The US isn’t the only country experiencing difficulty managing psychiatric patients from the emergency department. Some Australian hospitals seeing excessive wait times for placement. At Calvary Mater Newcastle Hospital, one in every 15 patients is mentally ill.
Georgia Supreme Court set to hear case challenging Georgia’s emergency medical care statute. Fifteen year old boy undergoes arthroscopic knee surgery to repair a football injury. Eight days later, he comes to the emergency department with chest pain. Labs, EKG, CXR show nothing and he is diagnosed with pleurisy. Two weeks later, he died from bilateral pulmonary emboli.

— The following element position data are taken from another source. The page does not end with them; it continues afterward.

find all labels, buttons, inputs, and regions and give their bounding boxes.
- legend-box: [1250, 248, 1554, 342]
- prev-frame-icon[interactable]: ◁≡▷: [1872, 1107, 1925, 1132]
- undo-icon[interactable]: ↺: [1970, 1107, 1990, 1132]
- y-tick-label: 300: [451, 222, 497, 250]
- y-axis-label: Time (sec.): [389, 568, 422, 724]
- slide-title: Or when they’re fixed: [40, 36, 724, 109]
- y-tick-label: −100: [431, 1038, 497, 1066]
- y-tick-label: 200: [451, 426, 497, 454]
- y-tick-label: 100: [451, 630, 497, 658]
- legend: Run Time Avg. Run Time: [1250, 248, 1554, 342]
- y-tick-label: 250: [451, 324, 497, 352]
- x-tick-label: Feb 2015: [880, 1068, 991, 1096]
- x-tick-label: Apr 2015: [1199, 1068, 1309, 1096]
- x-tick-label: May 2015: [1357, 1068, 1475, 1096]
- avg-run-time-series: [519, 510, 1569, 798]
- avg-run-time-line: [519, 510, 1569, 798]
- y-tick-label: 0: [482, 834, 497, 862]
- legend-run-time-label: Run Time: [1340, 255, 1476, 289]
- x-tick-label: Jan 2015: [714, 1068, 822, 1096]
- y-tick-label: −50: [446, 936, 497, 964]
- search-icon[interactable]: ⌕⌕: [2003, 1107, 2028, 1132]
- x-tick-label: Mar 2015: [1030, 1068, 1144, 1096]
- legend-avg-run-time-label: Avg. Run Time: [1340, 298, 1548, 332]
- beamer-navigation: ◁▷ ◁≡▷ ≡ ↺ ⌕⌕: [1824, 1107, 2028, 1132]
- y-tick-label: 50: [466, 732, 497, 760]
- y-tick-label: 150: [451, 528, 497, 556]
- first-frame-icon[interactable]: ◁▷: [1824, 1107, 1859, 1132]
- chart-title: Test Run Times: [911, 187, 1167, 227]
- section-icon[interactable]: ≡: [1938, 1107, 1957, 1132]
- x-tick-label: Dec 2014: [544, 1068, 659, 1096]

Georgia’s statute states that emergency medical providers can only be liable if clear and convincing evidence shows that the providers actions showed “gross negligence”.
Two nationally-recognized emergency medicine experts are apparently prepared to testify that the physician’s actions were grossly negligent, which I think is a total crock of an opinion.
140 million patient visits this year and soon to rise even higher with implementation of the UnAffordable Insurance Act. Fewer emergency departments. Higher acuity. Oh, and so what if you don’t get paid for your services. Now to avoid government penalties for patients who are re-admitted too soon, emergency physicians will be expected to provide “observation care” in their limited beds. What could go wrong?
This author says emergency physicians need to be “at the table”. More like we need to fight back before we’re “on the table.”
Patients having pain in the emergency department? Don’t give them 2mg of Dilaudid all at once! Give them 1mg now and 1mg in 15 minutes because according to this Annals of Emergency Medicine study, by the second dose, 42% of the patients have already experienced “adequate anesthesia.”
Oh, and in case you didn’t hear, yours truly is officially going to have his work overseen by one Judith Tintinalli. As in the Emergency Medicine Tintinalli. Talk about pressure …
Dr. Tintinalli has been named as EP Monthly’s new Editor-in-Chief, replacing Dr. Kevin Klauer who is moving over to ACEP News. Welcome aboard! And if you need some pithy commentary for the next edition of your book, you know where to find me.